Om Sweet Om

What behind the "OM" we love to chant in yoga

A recent visitor to the studio asked what was the significance of the number “30” which seemed to appear in a number of places on the walls of our studio.  It took us a few moments to realise that what she was referring to were the various “Om” symbols that adorn our walls, and occasionally our clothes.


When we explained what it was – that this is the ancient Sanskrit symbol for the sound “Om” – she asked the obvious follow up … so what is the significance of that in yoga?  


Widely used to represent yoga in the West, almost as a brand statement, and often chanted at the beginning and end of yoga classes, the sound Om – pronounced and sometimes written as AUM - is one of the oldest aspects of yoga practice and of Hindu philosophy.   Whilst not in itself a religious concept, it has cousins in other traditions, for example the word “Amen” used in various religions.

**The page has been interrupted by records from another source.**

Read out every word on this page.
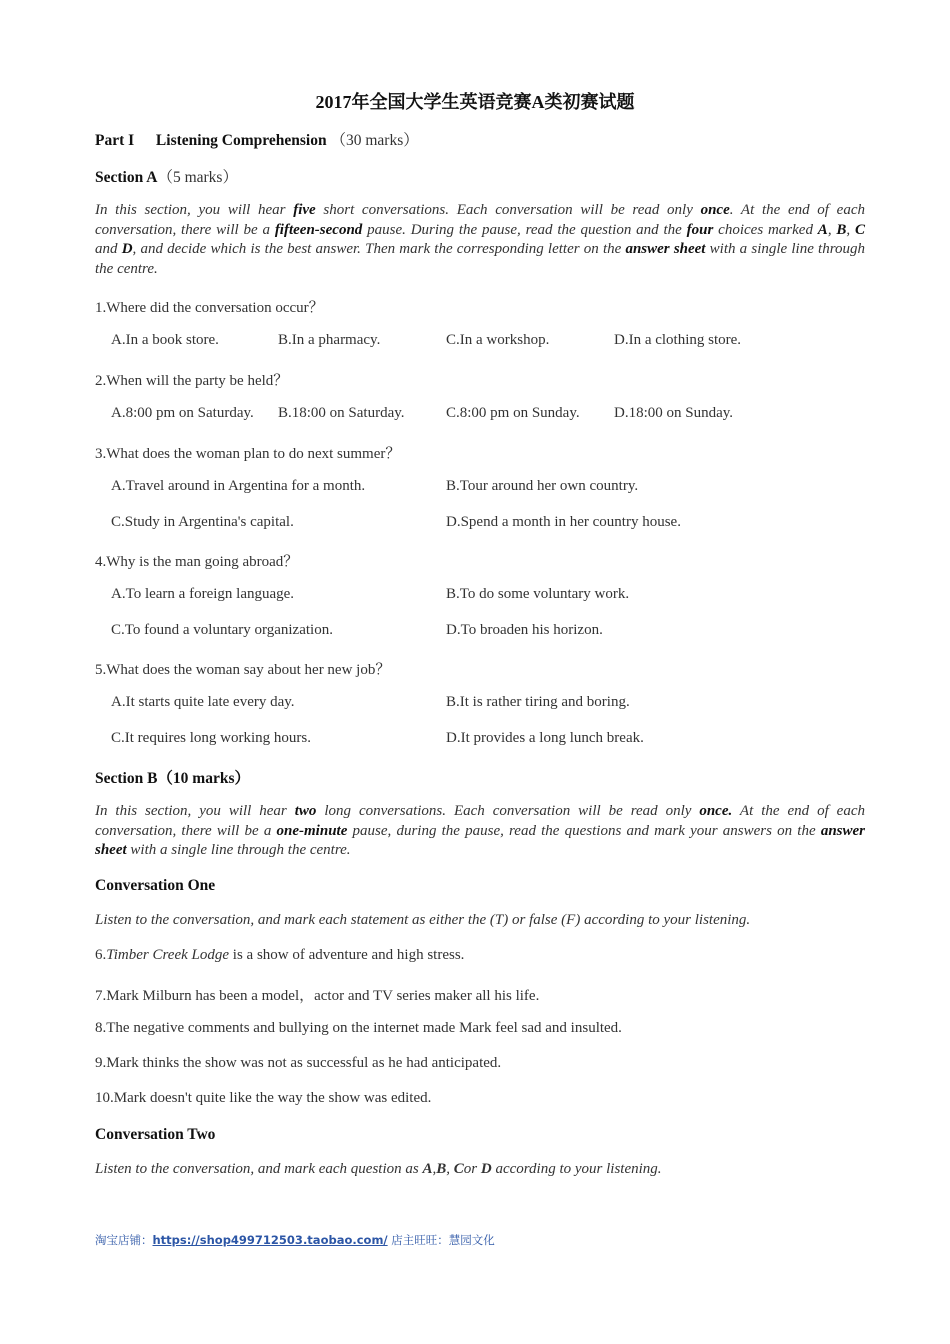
2017年全国大学生英语竞赛A类初赛试题
Part I Listening Comprehension （30 marks）
Section A（5 marks）
In this section, you will hear five short conversations. Each conversation will be read only once. At the end of each conversation, there will be a fifteen-second pause. During the pause, read the question and the four choices marked A, B, C and D, and decide which is the best answer. Then mark the corresponding letter on the answer sheet with a single line through the centre.
1.Where did the conversation occur？
A.In a book store.	B.In a pharmacy.	C.In a workshop.	D.In a clothing store.
2.When will the party be held？
A.8:00 pm on Saturday. B.18:00 on Saturday.	C.8:00 pm on Sunday. D.18:00 on Sunday.
3.What does the woman plan to do next summer？
A.Travel around in Argentina for a month.	B.Tour around her own country.
C.Study in Argentina's capital.	D.Spend a month in her country house.
4.Why is the man going abroad？
A.To learn a foreign language.	B.To do some voluntary work.
C.To found a voluntary organization.	D.To broaden his horizon.
5.What does the woman say about her new job？
A.It starts quite late every day.	B.It is rather tiring and boring.
C.It requires long working hours.	D.It provides a long lunch break.
Section B（10 marks）
In this section, you will hear two long conversations. Each conversation will be read only once. At the end of each conversation, there will be a one-minute pause, during the pause, read the questions and mark your answers on the answer sheet with a single line through the centre.
Conversation One
Listen to the conversation, and mark each statement as either the (T) or false (F) according to your listening.
6.Timber Creek Lodge is a show of adventure and high stress.
7.Mark Milburn has been a model，actor and TV series maker all his life.
8.The negative comments and bullying on the internet made Mark feel sad and insulted.
9.Mark thinks the show was not as successful as he had anticipated.
10.Mark doesn't quite like the way the show was edited.
Conversation Two
Listen to the conversation, and mark each question as A,B, Cor D according to your listening.
淘宝店铺：https://shop499712503.taobao.com/ 店主旺旺：慧园文化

The use of the “sacred sound” within Vedic ritual pre-dates many written texts, first appearing in written form in ancient Indian philosophical texts, the Upanishads, between 2 and 3 millennia ago.  Later on it formed part of the Classical Yoga canon, with Patanjali identifying it in the Yoga Sutras (dated around 200-300 AD) as the sound upon which one should start to meditate.


It is easy to see how the sound originates – if you open your mouth and simply make a sound (without moving your lips or forming your tongue) then the sound that emerges is “Aaahhh…”.  Rounding the lips produces the “oooo…” and bringing the lips together the “…mmm”.  We can sense then that “Om” was not invented by anybody, but just occurred as the most natural of sounds to both create and hear.


As well as hearing the sound, however, we can also sense the vibration that it creates in the body, typically with the “Aaaa” sound vibrating in the heart area, the “ooo” vibration within the throat and mouth, and the “mmmm”  being felt behind the eyes as we close the lips.


The Mandukya Upanishad, reputedly written sometime between the fourth century BC and the second century AD, says that AUM in fact splits into four constituent parts –the sounds A, U, and M and the vibration that continues after the sound ceases.  This Upanishad goes on to say:


“Om stands for the supreme Reality. It is a symbol for what was, what is, and what shall be. Om represents also what lies beyond past, present and future.”


Experiencing and reflecting on the sound, then, is felt to create a very direct connection with the universe in which we form a part, and the beginning, middle and end of that existence.  The un-sounded fourth aspect of the chant – the ongoing vibration – could be said to represent the fact that existence has no beginning and no end, but is always there; in a modern scientific context, we can see the parallel in the never-ending vibration within the atoms that make up the whole of existence, from the stars to the very building blocks of life.


Chanting “Om”  (indeed chanting anything) is not for everyone and so if you are in a class and a chant is suggested, then you should always feel free to just listen, or perhaps make the sound in your mind and not out loud. The sound is, nonetheless very calming and is open to everyone to enjoy in whatever way works for them, as it has been for a very long time.